You can donate to a company: $10$ dollars , $20$ dollars or nothing.
In a mall there are $70$% young people and $30$ % old people.
$50$% from the old people aren't donating anything.
$20$% from the young people there are donating $20$ dollars.
$60$% from the people there are donating $10$ dollars.
The probability that an old one donates $20$ dollars is $3/7$ times smaller than the probability that a young one donates $20$ dollars.

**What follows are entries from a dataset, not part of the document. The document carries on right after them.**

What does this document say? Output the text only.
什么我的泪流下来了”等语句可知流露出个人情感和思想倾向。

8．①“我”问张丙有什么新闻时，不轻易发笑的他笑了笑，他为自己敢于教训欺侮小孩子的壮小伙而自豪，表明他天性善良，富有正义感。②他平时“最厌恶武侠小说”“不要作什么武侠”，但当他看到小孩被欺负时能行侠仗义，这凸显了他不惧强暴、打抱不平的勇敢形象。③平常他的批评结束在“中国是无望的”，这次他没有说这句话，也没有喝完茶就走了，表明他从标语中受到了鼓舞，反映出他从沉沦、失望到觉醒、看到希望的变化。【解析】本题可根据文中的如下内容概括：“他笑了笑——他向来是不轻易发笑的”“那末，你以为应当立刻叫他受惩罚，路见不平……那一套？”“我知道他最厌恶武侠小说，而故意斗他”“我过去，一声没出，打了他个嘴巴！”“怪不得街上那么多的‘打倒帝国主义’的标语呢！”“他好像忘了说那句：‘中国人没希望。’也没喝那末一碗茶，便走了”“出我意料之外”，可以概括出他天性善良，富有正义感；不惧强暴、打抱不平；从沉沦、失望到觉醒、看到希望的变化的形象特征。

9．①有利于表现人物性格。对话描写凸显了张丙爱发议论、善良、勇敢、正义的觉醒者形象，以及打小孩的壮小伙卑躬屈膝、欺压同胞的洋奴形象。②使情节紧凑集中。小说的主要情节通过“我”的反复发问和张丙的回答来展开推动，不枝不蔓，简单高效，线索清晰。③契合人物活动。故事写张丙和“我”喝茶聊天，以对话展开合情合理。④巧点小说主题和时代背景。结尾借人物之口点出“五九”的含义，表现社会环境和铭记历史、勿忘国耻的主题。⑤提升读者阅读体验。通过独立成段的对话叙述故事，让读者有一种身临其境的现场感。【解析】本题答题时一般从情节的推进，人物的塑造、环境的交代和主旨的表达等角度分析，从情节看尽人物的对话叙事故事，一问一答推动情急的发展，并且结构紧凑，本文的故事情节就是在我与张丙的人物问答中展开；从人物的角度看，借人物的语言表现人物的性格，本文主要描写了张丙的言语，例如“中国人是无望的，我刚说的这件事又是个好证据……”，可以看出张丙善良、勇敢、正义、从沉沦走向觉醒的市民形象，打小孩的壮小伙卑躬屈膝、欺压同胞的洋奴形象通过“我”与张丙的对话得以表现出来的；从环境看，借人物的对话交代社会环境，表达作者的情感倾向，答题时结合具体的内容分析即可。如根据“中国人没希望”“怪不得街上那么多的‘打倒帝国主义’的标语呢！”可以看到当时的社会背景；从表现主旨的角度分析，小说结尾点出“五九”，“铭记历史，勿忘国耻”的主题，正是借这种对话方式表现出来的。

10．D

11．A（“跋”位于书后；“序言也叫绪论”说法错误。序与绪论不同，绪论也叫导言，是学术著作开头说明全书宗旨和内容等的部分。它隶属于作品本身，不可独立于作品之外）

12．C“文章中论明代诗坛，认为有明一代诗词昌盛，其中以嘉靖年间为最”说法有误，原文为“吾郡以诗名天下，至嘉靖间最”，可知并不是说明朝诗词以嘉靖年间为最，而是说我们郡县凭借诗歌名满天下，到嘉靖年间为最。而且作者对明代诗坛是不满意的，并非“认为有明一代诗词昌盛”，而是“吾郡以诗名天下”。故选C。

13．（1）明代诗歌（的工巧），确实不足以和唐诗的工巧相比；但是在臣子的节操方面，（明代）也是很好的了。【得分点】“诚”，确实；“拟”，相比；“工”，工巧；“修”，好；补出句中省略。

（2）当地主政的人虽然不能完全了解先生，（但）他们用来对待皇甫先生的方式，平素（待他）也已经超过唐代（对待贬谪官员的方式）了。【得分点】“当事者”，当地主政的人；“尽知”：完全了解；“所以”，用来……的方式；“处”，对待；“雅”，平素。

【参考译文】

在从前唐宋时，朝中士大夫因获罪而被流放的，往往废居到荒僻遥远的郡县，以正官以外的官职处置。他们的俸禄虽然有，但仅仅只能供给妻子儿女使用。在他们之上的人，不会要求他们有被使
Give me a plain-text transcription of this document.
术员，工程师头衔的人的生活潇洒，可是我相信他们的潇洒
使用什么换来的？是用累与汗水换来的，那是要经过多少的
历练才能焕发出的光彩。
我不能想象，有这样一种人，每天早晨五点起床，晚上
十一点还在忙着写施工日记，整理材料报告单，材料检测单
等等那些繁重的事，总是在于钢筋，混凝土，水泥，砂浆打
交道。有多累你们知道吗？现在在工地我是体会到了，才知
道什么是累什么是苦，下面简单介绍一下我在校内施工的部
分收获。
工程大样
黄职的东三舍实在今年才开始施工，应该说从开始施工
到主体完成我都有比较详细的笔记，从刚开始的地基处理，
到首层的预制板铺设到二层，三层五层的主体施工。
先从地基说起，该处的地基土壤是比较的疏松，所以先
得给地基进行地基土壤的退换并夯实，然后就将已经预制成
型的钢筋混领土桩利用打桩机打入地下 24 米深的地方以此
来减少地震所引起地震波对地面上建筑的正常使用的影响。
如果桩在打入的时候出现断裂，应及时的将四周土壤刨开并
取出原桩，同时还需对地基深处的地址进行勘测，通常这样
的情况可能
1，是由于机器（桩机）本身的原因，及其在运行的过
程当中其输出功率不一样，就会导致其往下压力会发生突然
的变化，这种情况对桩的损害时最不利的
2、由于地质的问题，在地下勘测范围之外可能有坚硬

If we choose randomly, one by one, $10$ people from that mall (old and young), what is the probability that exactly $7$ people donated $10$ dollars and the rest donated $20$ dollars?
I calculated and found that the probability for a person to donate $20$ dollars is $0.2$, and the probabilty for donating $10$ dollars is $0.6$ and for nothing is $0.2$.
My problem is that i don't know if i can use the binomial formula here such that: $p=\binom {10}{7}0.6^70.2^3=0.02687$ or that's wrong and i need a multinomial.
Thanks.
The probability for a person to donate \$20 is not equal to 0.2.
The probability for an old person is $\frac37\cdot0.2 = \frac{3}{35}$, and the probability for a young person is 0.2. Therefore the average probability is:
$$\frac{3}{35}\cdot0.3+0.2\cdot0.7=\frac{9}{350}+\frac{14}{100}=\frac{9}{350}+\frac{49}{350}=\frac{56}{350}=\frac{4}{25}=0.16$$
Other than that, you have the right probability.